Вернувшись к столу, он подвинул к себе молчащий, отключенный аппарат, привычным движением включил его в сеть и соединился с бюро пропусков:
— Горизов говорит. Для Лобовой Марфы Андреевны я всегда в отъезде.
Под самый Новый год лопнула центральная водяная магистраль, и половина города осталась без воды. Юлия Сергеевна лично выезжала на место происшествия. Из-под взорванной силой напряжения земли выхлестывал мутный, широкий водяной вал, и мальчишки взвизгивали, подталкивая друг друга к воде, мешая рабочим.
На святки в Понежской дубраве выли волки, и ночи стояли сухие и звонкие от жестоких морозов, в избенке потрескивали, шевелились стены. Дед Матвей лежал на печи, спал и не спал, и ему вспомнилось полузабытое и далекое. Бабка Волчиха молодой вдовой, гулкие партизанские ночевки. Степан в то время на фронте был.
«Надо Митьке письмо написать или самому съездить, — подумал старик. — Вот ужо собираюсь, никак не соберусь. Меду им отвезти да сала».
Дед Матвей, кряхтя, слезает с печи, натягивает подшитые валенки, полушубок и выходит на мороз. Тонкий, далекий, подлунный, тягостно-длинный звук висит над селом. Крепнут в нем, дрожат, усиливаются басовитые, грозящие ноты и обрываются.
В Понежской дубраве воют волки, и дед Матвей качает головой и старательно мочится под угол своей избы. Мороз хватает на ходу.
Святки.
— Юленька, отдохнуть тебе надо. Ты как солдат на передовой, вздрагиваешь от каждого шороха.
— Трудно, мама. Точно в развороченном муравейнике, иногда хочется бросить все. Даже не представляла раньше, что за работа.
— Зря ты, Юля, согласилась — не женское дело. Вот Николай Гаврилович — мужчина, ума палата, и тот не сносил головы.
— Дербачев, мама, слишком прямой человек. Он не умеет гнуться…
— А ты научилась?
— Он перестал верить в разумность происходящего. Все ему не нравилось. Затеял какие-то эксперименты с колхозами. Ведь так недолго все и развалить. Хотел наскоком, сразу, — слегка покраснев и точно не замечая вопроса, закончила Юлия Сергеевна.
— А ты, доченька, веришь?
— Ненужный вопрос, мама. Вредный вопрос. «Веришь»… Ты понимаешь, о чем ты говоришь? Ты же член партии. Мы не кричим «караул!», мы трудимся. О наградах не думаем.

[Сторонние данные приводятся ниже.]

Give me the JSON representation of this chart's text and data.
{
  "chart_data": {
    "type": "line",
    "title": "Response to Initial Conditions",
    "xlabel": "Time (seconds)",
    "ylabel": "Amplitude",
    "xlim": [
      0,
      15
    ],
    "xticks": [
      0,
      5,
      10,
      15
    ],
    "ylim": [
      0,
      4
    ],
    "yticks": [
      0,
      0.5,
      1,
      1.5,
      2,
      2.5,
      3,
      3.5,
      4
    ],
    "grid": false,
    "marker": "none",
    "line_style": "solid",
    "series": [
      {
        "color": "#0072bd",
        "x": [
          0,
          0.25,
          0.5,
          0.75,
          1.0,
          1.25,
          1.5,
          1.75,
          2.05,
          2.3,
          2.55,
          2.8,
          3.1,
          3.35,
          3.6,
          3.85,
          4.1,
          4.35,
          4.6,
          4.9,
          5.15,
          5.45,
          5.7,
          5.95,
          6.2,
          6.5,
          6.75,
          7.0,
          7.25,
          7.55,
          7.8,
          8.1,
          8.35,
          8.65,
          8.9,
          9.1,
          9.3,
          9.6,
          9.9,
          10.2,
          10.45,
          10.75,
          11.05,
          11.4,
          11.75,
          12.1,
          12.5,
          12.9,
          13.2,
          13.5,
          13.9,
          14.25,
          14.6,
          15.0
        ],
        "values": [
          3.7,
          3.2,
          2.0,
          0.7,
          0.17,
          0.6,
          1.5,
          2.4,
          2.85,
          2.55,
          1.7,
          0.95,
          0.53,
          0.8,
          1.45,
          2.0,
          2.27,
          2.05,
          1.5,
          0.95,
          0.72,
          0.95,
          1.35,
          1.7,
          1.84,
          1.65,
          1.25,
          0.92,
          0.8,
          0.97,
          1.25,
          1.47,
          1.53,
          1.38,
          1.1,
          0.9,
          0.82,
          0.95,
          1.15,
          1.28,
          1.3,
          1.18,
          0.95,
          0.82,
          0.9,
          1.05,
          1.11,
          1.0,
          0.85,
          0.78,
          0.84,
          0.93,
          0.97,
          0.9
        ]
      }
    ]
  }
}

— Муравей тоже трудится, Юленька. Замуж тебе надо, родить надо. Вот женское счастье. И не разговаривай со мной так. Я тебе не инструктор, я тебе мать.
— Что ты учишь, Вася?
— Стихи к школьному утреннику.
— Вот мура, Вася. Зачем ты учишь эту муру?
— Я?
— Ты лучше выучи вот это:
— Митя, перестань, чему ты его учишь? Двойку схватит, да еще в школу вызовут. Сам пойдешь.
— И пойду. Лучше двойку, чем мозги чепухой забивать. Это же чепуха. Явная бессмыслица.
Ночь над городом. Редкие огни.
— Митя, ты не спишь?
— Не могу. Что же это творится?
— Что тебе сказали в МГБ?
— «Не лезьте не в свое дело». Что они могут сказать…
— Успокойся, Митя.
— «Успокойся»… Капица, чертежи… Два года адской работы. «Успокойся»…
— Митя, не надо. И правда, разберутся…
— Нет, наше, наше! Слышишь, наше это дело! Над городом темно и тихо.
— Дать папиросу?
— Дай.
— Спички куда-то запропастились… Сейчас я схожу.
У Степана Лобова загноился обрубок правой руки. Колеса товарняка отмахали пятую тысячу километров. «Пятнадцать! Пятнадцать! Пятнадцать!» — слышалось Лобову в их стуке.
В шестидесяти километрах от Зеленой Поляны, вверх по Острице, заваленной снегами, над большой естественной впадиной, поросшей лесом, тишина. Это были дремучие леса, неприступное убежище осторецких партизан в годы войны.